Joe meets Max the stoic butler (von Stroheim), and discovers that the great silent film star Norma Desmond (Swanson) still occupies the dilapidated mansion. Norma has simply assumed that Joe is an undertaker dropping by to handle the funeral for her recently dead pet chimpanzee. After that misconception is cleared up, Norma is told that Joe is a screenwriter, so she offers him a job reading a script she has prepared for her planned comeback. Joe instantly accepts, and soon, working out of Norma's mansion, finds himself completely financially dependent on the actress, who buys him whatever he needs, but makes little effort to change the situation. Pretty soon, Norma reveals on New Year's Eve that she is in love with Joe.

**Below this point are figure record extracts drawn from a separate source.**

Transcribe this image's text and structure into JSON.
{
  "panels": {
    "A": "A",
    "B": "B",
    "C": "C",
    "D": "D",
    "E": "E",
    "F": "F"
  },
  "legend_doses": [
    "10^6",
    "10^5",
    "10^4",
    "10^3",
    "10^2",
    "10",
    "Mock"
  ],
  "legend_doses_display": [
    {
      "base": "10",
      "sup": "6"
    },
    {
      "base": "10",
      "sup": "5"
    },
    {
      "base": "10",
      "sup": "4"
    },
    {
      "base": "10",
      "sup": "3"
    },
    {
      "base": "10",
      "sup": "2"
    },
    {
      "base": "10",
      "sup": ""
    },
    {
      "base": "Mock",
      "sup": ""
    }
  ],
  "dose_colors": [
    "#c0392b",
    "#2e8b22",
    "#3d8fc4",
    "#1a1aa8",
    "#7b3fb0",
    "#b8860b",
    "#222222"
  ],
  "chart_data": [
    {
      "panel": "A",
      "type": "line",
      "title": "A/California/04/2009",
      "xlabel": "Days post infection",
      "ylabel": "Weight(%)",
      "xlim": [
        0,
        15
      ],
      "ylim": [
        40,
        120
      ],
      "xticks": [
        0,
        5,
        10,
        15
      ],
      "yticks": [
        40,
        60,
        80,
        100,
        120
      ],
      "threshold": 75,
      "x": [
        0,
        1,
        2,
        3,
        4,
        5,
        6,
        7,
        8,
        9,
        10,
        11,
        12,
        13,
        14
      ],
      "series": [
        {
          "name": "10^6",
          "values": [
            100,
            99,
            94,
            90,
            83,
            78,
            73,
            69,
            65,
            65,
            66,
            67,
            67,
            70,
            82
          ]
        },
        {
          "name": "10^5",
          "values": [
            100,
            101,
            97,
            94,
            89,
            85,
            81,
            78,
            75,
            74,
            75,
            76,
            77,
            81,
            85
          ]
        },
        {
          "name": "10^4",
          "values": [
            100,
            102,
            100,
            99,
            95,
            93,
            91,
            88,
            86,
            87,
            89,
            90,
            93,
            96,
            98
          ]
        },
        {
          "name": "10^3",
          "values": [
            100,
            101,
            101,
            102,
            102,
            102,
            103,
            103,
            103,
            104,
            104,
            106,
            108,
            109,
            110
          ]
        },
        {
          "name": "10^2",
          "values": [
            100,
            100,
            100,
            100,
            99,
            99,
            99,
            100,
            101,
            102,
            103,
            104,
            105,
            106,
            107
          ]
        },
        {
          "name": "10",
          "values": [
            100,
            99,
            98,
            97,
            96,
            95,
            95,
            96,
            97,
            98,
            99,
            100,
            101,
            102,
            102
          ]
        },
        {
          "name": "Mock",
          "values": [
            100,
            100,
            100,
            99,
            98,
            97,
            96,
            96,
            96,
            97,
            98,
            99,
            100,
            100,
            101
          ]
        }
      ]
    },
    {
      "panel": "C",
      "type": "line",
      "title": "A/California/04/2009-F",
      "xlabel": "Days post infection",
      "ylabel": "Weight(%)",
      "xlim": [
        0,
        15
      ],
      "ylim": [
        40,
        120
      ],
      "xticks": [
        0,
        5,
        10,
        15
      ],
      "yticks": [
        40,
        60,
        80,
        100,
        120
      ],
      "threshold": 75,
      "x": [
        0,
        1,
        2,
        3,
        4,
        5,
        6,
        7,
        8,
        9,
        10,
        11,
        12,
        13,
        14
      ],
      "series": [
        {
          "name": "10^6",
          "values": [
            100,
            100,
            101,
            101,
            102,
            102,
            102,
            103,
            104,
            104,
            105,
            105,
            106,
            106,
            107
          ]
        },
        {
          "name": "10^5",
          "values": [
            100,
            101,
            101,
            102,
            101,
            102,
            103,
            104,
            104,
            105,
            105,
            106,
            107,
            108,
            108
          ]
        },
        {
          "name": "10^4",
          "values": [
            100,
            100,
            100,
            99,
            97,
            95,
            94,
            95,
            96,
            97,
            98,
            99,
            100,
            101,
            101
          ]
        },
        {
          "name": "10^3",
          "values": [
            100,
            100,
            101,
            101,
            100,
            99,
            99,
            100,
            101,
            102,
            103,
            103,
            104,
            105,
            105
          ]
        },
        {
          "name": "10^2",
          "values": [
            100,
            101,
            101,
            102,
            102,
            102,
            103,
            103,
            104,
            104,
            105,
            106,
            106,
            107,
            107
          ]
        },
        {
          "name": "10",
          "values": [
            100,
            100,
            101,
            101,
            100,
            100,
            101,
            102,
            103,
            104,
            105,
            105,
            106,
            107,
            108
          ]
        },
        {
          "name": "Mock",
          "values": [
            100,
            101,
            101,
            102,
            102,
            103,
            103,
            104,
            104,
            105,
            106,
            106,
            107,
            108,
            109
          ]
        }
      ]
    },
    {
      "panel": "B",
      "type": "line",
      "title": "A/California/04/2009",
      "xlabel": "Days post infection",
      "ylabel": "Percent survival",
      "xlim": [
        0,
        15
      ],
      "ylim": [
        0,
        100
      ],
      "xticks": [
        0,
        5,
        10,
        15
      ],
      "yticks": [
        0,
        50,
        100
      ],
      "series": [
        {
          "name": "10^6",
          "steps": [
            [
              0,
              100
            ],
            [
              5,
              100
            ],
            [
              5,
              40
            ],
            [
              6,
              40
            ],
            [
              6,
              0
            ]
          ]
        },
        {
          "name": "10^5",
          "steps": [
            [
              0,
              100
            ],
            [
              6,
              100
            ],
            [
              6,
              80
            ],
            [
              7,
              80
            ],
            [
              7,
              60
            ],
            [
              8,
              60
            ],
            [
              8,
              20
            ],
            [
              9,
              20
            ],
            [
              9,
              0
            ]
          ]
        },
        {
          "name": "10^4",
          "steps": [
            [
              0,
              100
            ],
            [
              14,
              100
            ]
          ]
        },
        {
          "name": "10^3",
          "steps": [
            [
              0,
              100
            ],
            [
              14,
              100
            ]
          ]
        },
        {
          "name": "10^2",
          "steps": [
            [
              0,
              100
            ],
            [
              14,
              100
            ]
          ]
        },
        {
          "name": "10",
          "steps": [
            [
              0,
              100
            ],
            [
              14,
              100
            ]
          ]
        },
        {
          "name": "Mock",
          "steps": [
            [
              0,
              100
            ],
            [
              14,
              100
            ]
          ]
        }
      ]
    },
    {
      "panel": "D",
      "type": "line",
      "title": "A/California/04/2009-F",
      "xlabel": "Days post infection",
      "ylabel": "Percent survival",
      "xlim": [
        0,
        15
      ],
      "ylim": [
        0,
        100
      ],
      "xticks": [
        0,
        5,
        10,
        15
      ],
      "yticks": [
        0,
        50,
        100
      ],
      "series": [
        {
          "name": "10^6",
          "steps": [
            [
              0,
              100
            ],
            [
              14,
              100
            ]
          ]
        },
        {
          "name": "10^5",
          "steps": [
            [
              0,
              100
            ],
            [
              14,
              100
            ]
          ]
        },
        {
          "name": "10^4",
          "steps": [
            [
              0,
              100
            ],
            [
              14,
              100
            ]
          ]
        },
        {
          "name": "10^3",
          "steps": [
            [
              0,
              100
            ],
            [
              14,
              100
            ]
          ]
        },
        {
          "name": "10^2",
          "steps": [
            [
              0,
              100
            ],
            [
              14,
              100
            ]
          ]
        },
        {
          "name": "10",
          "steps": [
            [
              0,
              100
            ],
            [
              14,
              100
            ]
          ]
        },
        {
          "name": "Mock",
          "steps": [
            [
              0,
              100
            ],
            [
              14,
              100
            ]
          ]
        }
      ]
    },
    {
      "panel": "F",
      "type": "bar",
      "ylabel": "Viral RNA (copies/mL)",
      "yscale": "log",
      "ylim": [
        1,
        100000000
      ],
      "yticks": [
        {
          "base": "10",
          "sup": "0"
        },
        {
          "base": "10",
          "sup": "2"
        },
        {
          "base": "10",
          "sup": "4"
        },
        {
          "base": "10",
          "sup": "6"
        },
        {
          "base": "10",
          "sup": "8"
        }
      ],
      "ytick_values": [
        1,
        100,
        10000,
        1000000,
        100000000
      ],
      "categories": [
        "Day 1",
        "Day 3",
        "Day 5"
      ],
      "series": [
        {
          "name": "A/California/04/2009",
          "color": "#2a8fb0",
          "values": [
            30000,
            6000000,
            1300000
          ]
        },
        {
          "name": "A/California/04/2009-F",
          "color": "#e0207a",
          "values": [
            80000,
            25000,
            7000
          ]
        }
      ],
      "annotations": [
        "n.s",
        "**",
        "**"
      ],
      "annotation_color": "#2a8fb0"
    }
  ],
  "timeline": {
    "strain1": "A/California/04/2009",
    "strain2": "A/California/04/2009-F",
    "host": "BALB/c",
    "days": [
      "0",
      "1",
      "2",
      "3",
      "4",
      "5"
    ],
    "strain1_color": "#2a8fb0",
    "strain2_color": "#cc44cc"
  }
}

Briefly leaving the mansion, Joe reconnects with Betty Schaefer (Olson), who is the Paramount employee that had rejected the script for Bases Loaded earlier. Betty has read some of Joe's other scripts, and says one in particular shows promise. His creativity rejuvenated with this news, Joe tries to move out of Norma's mansion, but Max tells him that the actress has attemped suicide. Joe stays as Norma continues her "comeback", sending off a finished script to Cecil B. DeMille (who appears as himself), who requests a meeting with her, but Joe and Max discovers that the director only wants to hire one of Norma's vintage cars for a film, and has no use for Norma's comeback script. The two keep this secret from Norma, and we learn that Max was Norma's first husband, and a former film director who had discovered her.

Joe and Betty are secretly working on a screenplay together, and they fall in love. Norma finds out and tries to derail the budding new romance by telling Betty what kind of person he is. Joe manages to diffuse the situation, and while Norma is grateful for turning Betty away, he still makes it clear that he is leaving the mansion. Norma threatens to shoot herself, which Joe simply disregards and walks away. Instead, Joe gets shot three times, and he falls into the pool, dead. Back in the present day, Norma is completely lost in her fantasy world, and as the media arrives, she thinks she is on the set of her new movie. Oh, Mr. DeMille, she's ready for her closeup.

Paramount embarked on a complete restoration project for Sunset Boulevard, digitally restoring the film after much of the original negative had deteriorated. The finished product looks GREAT. Highly, highly, highly recommended.